For the rest of the game, I backed off Russ Francis and played with speed the rest of the game. I played him the following year and it was a different ball game. I knew what I was doing and I took it to him.
BSD: Who was your favorite player to watch from the sideline?
DT: My favorite player to watch from the sideline was… Well, that is a hard question because I had a lot of interesting people to watch. I watched Don Beebe, the human pogo stick run by people. I watched Andre Reed run across the middle and catch footballs and be Jim’s (Kelly) stunt man. I watched Kent Hall just physically beat and wrestle with people that were a whole lotta fun to watch. I watched Thurman (Thomas), who was known to be a great runner and catcher out of the back field block and hit linebackers in the chin and watch their reaction. He used to knock the shit out of linebackers.

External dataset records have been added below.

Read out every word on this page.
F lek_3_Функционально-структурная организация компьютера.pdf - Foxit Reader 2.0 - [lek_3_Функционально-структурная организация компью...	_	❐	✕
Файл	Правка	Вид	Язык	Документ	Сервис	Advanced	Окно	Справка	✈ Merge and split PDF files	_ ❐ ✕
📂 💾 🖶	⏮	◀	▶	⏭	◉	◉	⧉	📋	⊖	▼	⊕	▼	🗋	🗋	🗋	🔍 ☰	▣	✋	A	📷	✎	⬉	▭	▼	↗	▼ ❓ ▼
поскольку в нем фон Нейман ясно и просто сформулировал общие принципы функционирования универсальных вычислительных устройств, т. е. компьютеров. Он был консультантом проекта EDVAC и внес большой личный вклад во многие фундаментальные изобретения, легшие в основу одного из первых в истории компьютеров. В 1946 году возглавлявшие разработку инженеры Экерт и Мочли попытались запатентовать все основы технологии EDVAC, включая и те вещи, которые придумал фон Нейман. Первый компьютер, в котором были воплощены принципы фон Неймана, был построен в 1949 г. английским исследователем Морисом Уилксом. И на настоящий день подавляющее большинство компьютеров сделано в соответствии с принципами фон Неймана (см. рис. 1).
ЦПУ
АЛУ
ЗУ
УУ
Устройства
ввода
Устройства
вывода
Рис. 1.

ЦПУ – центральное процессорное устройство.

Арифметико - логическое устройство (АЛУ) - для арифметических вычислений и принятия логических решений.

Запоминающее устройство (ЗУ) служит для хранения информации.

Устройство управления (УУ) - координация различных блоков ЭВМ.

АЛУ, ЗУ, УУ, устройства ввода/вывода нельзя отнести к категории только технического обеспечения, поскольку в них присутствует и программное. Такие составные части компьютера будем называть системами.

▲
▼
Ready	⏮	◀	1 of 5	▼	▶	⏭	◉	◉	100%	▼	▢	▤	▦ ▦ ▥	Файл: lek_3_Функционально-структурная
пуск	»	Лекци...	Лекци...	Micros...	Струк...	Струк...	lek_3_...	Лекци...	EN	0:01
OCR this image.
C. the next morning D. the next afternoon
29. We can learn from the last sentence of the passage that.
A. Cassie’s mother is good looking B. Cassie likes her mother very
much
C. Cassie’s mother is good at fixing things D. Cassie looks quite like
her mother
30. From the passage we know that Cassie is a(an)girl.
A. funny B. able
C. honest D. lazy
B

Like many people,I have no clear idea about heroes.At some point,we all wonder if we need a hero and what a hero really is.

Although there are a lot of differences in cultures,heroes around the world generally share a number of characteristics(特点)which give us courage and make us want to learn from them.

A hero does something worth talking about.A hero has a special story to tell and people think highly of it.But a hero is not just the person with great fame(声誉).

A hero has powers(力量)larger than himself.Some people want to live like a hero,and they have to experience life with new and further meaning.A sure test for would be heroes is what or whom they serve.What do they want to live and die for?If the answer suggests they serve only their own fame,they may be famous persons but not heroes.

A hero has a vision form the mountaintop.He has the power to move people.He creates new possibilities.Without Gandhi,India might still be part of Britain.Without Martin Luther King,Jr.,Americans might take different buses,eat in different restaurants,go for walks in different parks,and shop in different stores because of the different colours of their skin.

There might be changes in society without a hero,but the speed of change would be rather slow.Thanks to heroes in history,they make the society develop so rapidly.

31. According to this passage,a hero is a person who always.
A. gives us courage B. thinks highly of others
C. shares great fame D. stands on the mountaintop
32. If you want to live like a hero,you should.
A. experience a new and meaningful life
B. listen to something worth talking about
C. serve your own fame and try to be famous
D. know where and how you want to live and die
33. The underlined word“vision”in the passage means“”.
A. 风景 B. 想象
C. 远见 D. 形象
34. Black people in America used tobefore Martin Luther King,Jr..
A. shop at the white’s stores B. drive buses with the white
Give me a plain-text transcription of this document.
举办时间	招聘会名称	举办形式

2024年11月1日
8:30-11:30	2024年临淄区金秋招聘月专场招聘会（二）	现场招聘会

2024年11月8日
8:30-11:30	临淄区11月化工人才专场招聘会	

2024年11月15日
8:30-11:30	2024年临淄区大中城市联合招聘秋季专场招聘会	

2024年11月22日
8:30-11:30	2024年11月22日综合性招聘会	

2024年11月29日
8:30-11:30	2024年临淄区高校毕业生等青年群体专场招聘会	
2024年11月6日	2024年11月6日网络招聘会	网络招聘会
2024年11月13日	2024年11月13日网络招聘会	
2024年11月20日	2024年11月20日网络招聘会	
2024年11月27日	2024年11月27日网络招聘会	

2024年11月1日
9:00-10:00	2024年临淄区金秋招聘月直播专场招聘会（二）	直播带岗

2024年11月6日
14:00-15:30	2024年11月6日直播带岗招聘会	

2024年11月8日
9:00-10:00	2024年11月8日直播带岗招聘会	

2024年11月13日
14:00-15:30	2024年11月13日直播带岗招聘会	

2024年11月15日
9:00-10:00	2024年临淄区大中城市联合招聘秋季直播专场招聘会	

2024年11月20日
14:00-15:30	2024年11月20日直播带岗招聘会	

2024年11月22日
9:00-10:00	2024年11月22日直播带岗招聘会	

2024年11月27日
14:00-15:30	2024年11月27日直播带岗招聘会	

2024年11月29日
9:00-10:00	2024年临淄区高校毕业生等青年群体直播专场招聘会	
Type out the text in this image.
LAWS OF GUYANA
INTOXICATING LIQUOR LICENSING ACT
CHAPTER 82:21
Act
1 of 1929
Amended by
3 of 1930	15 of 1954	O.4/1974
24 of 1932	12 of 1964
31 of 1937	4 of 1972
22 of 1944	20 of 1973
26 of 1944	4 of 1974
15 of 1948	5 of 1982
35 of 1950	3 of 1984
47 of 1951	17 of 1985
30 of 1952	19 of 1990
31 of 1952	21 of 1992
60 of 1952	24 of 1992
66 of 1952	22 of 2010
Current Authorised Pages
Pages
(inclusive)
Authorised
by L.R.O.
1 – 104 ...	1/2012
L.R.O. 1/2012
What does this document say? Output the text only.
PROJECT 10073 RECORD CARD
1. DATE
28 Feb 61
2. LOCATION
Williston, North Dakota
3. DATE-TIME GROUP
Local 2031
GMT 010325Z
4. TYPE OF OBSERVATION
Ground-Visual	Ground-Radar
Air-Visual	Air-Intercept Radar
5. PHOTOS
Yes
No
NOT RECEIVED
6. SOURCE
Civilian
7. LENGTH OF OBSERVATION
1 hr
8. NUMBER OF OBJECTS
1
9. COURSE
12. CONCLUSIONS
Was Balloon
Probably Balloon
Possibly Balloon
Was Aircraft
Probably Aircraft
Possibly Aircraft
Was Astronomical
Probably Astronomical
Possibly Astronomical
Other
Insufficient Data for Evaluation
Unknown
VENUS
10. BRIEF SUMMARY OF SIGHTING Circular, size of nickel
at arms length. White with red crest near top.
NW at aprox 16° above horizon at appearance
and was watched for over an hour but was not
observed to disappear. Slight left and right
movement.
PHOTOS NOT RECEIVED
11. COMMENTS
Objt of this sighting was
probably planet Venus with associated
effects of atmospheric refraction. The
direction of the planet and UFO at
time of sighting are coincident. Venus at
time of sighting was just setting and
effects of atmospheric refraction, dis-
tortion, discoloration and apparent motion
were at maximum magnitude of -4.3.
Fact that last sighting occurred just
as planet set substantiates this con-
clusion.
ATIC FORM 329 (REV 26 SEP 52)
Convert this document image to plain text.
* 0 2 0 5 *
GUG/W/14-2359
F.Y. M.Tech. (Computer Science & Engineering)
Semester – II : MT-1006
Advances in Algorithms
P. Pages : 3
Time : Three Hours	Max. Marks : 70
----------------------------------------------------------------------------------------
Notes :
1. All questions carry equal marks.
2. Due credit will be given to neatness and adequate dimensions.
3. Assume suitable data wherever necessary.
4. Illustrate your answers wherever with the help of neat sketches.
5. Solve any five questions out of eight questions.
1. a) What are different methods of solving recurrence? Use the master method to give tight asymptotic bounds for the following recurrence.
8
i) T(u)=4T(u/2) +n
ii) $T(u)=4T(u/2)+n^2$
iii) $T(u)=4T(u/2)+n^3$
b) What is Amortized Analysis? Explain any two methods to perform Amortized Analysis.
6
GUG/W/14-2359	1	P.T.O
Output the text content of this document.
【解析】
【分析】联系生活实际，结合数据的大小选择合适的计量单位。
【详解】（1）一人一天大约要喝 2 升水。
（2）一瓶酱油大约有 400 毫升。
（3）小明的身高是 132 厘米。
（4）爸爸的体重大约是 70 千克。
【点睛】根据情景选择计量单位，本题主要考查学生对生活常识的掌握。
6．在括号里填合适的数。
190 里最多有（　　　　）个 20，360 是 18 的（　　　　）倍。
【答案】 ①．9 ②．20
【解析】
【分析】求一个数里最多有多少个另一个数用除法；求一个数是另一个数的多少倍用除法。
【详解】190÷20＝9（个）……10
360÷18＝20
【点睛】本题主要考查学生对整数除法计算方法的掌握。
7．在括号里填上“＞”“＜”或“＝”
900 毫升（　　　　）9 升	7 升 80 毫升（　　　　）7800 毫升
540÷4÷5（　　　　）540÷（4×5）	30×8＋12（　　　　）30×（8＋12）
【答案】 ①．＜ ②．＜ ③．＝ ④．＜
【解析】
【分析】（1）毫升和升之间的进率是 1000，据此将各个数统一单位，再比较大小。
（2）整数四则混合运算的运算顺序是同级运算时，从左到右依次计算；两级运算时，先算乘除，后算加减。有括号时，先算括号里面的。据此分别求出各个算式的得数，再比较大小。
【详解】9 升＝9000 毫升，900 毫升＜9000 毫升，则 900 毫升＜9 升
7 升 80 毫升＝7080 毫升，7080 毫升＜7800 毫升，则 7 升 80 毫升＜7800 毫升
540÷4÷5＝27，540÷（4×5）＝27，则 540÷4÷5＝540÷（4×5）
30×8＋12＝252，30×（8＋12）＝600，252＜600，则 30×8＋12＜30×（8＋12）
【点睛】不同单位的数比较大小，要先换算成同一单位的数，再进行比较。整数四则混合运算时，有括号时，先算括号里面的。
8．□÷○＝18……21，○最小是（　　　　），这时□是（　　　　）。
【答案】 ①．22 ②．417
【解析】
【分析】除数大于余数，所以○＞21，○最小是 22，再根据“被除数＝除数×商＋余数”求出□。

I had the only quarterback who thought he was a linebacker and would run into the pile and try to gain a yard even though he was slow at the time. Or if he threw an interception he would go try and make the tackle.
BSD: Fill in the blank. If Darryl Talley wouldn’t have been a successful football player, he would’ve been a —–
DT: If Darryl Talley had not been a successful football player, he would have been a great physical therapist.
BSD: Where are you living today and how are you enjoying life?
DT: I live in Orlando with my wife and daughters. I own a traffic control company and I am a federal contractor as well. I am trying to play golf as much as I can.
BSD: You were back in Buffalo recently for the home opener, honored as part of the Bills 50th Anniversary All-Time team. What was that experience like for you?
DT: It is a super feeling to know that you were one of the best players in the history of the Buffalo Bills.
BSD: What does this current Buffalo Bills team need to do in order to turn things around and start winning?
DT: I don’t have that much time to start telling you that. The Bills current players need to tackle better, they need to block better, they need to play as a team and trust one another as a team and hold each other accountable for his assignment.
But then, most of all, they need to have fun together as a team on and off the field, because their time together is short and don’t realize until it’s over.